His assertion that parents illegally enter the United States just to pop out "anchor babies" to obtain parental green cards makes no sense.

First, under current immigration law, undocumented parents would have to wait for their "anchor babies" to reach adulthood before they could legally apply for parental green cards.

Second, if the parents live illegally in the United States, immigration authorities generally require that they return to Mexico and stay there for 10 years before the U.S. government will consider giving them green cards.

But this doesn't stop Graham's bluster. He's even hinted that he might introduce legislation to change the 14th Amendment to the Constitution, which grants citizenship to most children born on American soil, regardless of whether their parents have papers. Graham was probably grandstanding; such an amendment requires a two-thirds majority in both the U.S. House and Senate and would have to be ratified by 75 percent of the states. (Alternately, two-thirds of the states could call a constitutional convention, but so far, this has never happened.)
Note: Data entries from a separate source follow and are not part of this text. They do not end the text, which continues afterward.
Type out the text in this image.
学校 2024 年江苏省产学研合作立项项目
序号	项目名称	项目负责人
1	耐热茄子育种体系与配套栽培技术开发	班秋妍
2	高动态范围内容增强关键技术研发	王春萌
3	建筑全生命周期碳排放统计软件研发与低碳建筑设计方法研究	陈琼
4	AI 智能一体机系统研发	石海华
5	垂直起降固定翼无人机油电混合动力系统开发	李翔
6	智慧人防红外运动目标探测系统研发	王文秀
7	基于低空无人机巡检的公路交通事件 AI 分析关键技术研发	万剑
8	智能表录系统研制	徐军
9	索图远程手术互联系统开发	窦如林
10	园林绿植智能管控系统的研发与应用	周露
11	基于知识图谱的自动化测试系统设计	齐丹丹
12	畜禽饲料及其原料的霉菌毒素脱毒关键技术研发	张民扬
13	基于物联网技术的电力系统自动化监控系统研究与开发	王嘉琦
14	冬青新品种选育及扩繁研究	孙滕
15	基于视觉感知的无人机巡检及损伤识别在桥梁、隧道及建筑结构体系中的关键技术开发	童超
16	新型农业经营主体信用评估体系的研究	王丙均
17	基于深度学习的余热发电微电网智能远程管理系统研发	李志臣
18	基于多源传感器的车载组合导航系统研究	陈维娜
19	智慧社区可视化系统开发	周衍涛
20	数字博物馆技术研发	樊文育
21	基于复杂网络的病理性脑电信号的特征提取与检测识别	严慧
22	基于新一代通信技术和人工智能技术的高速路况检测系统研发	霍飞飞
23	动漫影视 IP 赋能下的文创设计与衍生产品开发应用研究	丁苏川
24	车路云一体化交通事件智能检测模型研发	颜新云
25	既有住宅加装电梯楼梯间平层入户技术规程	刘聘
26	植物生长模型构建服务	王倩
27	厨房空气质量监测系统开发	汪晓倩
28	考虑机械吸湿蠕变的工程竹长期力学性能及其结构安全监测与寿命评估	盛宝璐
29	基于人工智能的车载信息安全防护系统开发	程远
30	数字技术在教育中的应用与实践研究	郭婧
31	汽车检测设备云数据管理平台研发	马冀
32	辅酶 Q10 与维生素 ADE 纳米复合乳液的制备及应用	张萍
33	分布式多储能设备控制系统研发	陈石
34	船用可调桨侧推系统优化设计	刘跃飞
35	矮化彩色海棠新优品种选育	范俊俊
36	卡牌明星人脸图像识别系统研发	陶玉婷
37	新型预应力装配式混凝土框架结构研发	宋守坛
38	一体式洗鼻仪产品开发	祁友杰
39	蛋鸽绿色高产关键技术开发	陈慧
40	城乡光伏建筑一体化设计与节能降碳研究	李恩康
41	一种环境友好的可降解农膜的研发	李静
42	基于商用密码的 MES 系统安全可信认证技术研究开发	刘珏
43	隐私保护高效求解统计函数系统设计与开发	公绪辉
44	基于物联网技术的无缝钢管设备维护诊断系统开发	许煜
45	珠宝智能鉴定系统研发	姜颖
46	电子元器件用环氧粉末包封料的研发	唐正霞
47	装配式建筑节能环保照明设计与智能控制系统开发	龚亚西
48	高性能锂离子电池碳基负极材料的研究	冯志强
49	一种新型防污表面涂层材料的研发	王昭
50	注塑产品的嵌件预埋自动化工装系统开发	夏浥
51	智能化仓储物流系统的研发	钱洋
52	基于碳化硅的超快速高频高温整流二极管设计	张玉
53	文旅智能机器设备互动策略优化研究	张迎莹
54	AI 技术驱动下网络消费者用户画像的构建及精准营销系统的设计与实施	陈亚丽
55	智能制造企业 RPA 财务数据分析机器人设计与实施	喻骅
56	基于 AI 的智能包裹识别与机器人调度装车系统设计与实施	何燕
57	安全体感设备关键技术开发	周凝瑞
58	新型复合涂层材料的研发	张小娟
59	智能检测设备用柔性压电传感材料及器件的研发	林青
The more practical path would be for Arizona to pass a birthright-citizenship law and then test it all the way to the Supreme Court at taxpayer expense. (Just like all the other Arizona immigration laws that FAIR has heartily supported.) And sure enough, fresh off his SB 1070 victory, Russell Pearce vowed he'd ramp up his efforts (a longtime FAIR fan, he's pitched "anchor baby" laws) to get a birthright-citizenship law passed in Arizona.

Pearce didn't return phone calls and an e-mail seeking comment for this story, but now that he's president of the Arizona Senate, he has publicly stated he will back off sponsoring the birthright-citizenship law himself and turn over the issue to his compadre in the state House, Representative John Kavanagh. It is unknown whether Kavanagh will introduce another of Pearce's favorite measures — a law that would require parents of kids with no papers to pay tuition to attend public school.

Such a law would work in tandem with a birthright-citizenship measure. Arizona would deny birth certificates to kids born to undocumented parents, and then the state would charge tuition because the children would not have birth certificates.

If a birthright-citizenship law were passed, it would create a burgeoning, illegal, illiterate, expensive underclass.